You are almost there. It will allow a higher weight if runway length is not a factor (ie, have a really long runway).

Lets say that you are limited by your Vmcg for take-off. You can decrease Vmcg by reducing the TO thrust (less thrust, less rudder needed to fight it). But, in doing so, it will take you more runway length to get off the ground.

Hopefully that makes sense.

Oasis
27th Nov 2006, 07:11
A contaminated runway may also cause you to be runway length limited, the slippery runway is effectively shortened.

idg
28th Nov 2006, 11:15
There have been plenty of discussion threads about this very topic in Tech Log so a quick search there should bring results.
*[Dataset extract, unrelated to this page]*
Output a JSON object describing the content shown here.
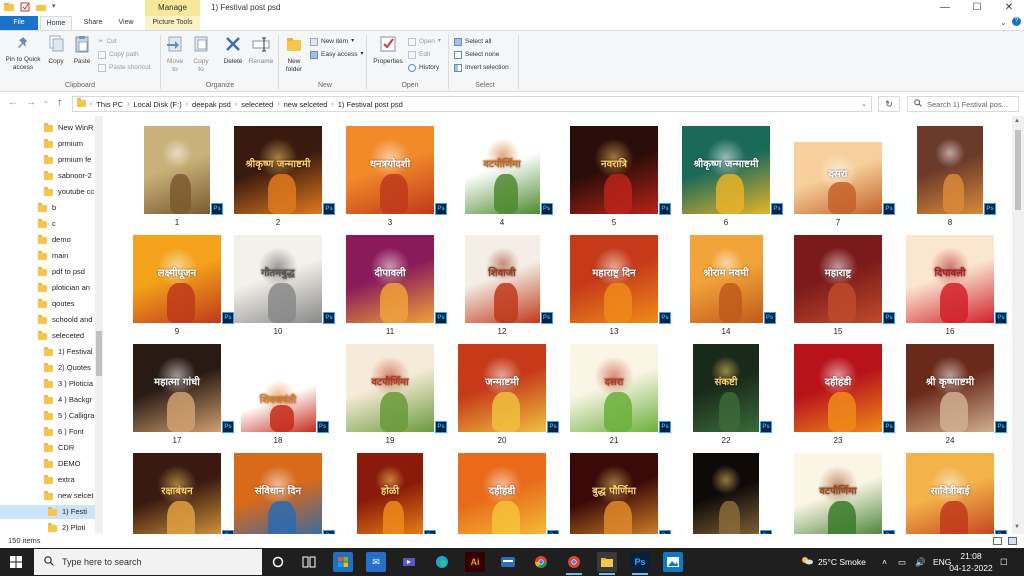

Not sure of an unlimited runway length, but I certainly know of a situation where the runway is short and higher MTOW can be achieved with a derate. In my experience a short bodied TriStar(-500) which has a very high Vmcg because of the reduced rudder arm, could gain a 20T weight advantage out of a (relatively) short field by derating thrust. This permitted a much lower V1 and therefore allowed the a/c to reach it quicker (even allowing for higher weight and reduced thrust) and therefore was able to stop within the runway length available, rather than rushing down the runway to achieve a V1 (higher than Vmcg) and roar off the runway with no useful load whatsoever!

Zeke
29th Nov 2006, 00:10
Not sure of an unlimited runway length, but I certainly know of a situation where the runway is short and higher MTOW can be achieved with a derate.

Correct, the reduction in the Vmca sometimes generates a takeoff performance benefit (higher MTOW) off a short runway.

V1 is the maximum speed at which it is still possible to reject the takeoff and stop the aircraft within the runway limits with V1 > Vmcg, and with the ASDA being often the most constraining limitation on a short runway, lower Vmcg, one can lower V1.

A lower Vmcg will lower the ASDR (lower V1) for a given takeoff mass, and lead to better takeoff performance when the MTOW without derate is ASDA/Vmcg limited.

flyboy007
9th Dec 2006, 07:15
IDG, you are correct.

As odd as it sounds, we sometimes 'pretend' we have less powerful engines (eg derate, but it gets around the max derate rule) to allow us to lift more off shorter runways. Typically it comes into effect on the L1011-500 for field lengths around about the 7000'-8000' point.

Shorter fields than this and we use full thrust, and accept the vmcg limit, and longer fields full thrust when we are less likely to be vmcg limited.

It comes down the the fact that it's a stopping problem, not a going problem.

Weird, but true.